Targeted Buyers: Account-Based Selling is white hot right now with sellers seeing an average contract value of 171% greater than their peers. Why, because the people and companies that are the ideal fit for your solution will pay a premium for your products or solutions! We highly recommend taking a census of your customer base to find look alike companies for prospecting. These customers could be geographic, revenue-based, competitive technologies, or in the same industry – but the key is to narrow the list down something manageable. From there, you want to identify all the people who are involved in the decision making process of your solution. If you don’t know who those people are, take a deductive process starting from kick-off to evaluation and name all the titles that are involved in your product. Once you have this process completed – find the titles of your buying committee at the companies that look like your customers. This is your call list!
Tactical Approach: When calling a decision makers, it is vitally important to call directly. Sellers are 147% more likely to get the C-suite on the phone if they call directly – which stands to reason if you think about gatekeepers and phone trees designed to prevent access. By committing to calling decision makers directly you will net results quickly. A study from TOPO found the the average Time to Dial is 80 seconds for a switchboard vs. 45 seconds to dial direct. So the math here is quite simple – having direct dial phone numbers save the average seller 15 minutes per hour.
Tailored Messaging: If you are looking to translate your conversation with a decision maker into a real appointment – you need to be capture their attention within the first 10 seconds – then keep it with asking informed questions. The challenge however is how to prep for a quality call but not slow down on the volume of calls needed for successful campaigning. We recommend taking 3 minutes before you call a decision maker and prepare with the account, buyers, and use cases.
Minute One – The Account. Companies make purchases because they are either dissatisfied with what they currently have or they have a pain they have yet to remedy. Its the seller’s responsibility to understand which one to make the right sales play. First, ascertain if the prospect is using a competitive solution to see if they have already addressed the issue your company can solve. It they have not, look for triggering events to link your solution to solve stated pains or goals. Use the News!
Minute Two – The Buyers. CEB has stated that the average B2B purchase has 5.4 decision makers and most sellers are talking to the lowest one on the org chart. Successful sellers uncover the entire buying committee by name and position. Then they have these individuals ready to reference as fellow decision makers in the sales process. By letting the decision maker know – you know the other players it shows you are prepared.
Minute Three – Use Cases. Buyers want to understand how their peers have used your solution to solve similar problems. Having specific use cases available by industry, size, location, competitor, title, and product before the call will show the prospect you are knowledgeable and prepared.
If you do not get the decision maker on the phone then always leave a voicemail – this is a chance at a 30 second commercial. On the voicemail, tell the decision maker when you are going to call back and ensure you do so! If you get the decision maker on the phone and cannot secure the appointment, then ask them to refer you to the other members of the buying committee you have researched. Call them out by name. Lastly, ask if there is anyone outside of their company whom they would recommend. Never miss an chance for a referral.
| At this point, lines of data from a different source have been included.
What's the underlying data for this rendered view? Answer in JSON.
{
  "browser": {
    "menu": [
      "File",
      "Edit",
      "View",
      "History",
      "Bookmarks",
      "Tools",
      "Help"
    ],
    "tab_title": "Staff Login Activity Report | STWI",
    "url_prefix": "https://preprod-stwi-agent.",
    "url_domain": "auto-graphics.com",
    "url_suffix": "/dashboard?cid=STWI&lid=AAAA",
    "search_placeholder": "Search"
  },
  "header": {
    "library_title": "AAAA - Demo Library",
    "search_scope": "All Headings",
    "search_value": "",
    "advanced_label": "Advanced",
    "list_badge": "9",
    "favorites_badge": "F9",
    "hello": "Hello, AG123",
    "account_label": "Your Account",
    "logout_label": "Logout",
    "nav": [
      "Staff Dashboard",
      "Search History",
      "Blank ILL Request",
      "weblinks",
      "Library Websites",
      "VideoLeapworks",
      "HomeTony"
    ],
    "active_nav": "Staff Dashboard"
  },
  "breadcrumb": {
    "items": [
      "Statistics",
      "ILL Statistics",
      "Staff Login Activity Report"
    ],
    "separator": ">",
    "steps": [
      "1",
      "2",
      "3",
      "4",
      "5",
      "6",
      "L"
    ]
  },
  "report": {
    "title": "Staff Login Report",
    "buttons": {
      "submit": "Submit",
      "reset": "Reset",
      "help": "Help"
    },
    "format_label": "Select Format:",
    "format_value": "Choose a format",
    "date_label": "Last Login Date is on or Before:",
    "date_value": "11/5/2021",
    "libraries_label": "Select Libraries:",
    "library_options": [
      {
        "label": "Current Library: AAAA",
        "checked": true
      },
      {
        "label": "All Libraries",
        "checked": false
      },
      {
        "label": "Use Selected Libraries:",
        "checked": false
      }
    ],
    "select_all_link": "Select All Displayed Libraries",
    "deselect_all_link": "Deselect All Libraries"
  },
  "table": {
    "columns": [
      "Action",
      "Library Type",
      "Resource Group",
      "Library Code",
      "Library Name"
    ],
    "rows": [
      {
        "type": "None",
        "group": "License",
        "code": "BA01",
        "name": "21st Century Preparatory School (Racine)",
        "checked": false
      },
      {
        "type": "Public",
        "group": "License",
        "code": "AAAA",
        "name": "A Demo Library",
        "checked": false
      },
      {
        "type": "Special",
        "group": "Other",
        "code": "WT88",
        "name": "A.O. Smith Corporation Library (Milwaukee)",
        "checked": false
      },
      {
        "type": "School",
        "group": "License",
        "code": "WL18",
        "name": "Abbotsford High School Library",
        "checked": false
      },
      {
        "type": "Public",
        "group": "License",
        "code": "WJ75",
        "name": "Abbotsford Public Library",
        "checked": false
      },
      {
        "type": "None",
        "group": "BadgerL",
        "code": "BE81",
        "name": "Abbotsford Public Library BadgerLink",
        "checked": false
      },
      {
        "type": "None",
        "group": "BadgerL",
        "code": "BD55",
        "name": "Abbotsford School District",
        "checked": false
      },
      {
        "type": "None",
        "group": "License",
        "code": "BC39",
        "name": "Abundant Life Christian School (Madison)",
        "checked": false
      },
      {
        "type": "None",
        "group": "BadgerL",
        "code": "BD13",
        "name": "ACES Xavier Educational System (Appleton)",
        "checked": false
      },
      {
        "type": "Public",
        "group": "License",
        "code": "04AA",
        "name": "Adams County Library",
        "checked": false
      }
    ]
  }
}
If all else fails the main point to consider is that your buyers are very busy and you are one of many unsolicited interruptions they receive during their day. There is no perfect pitch – but there is a perfect campaign. Today might not be good but tomorrow is better. This message might not work but the next one might. This might not be the right person but the next person could be. Keep at it but the one thing you have to be is – tailored. The form emails and voicemails will never get the attention of the decision maker.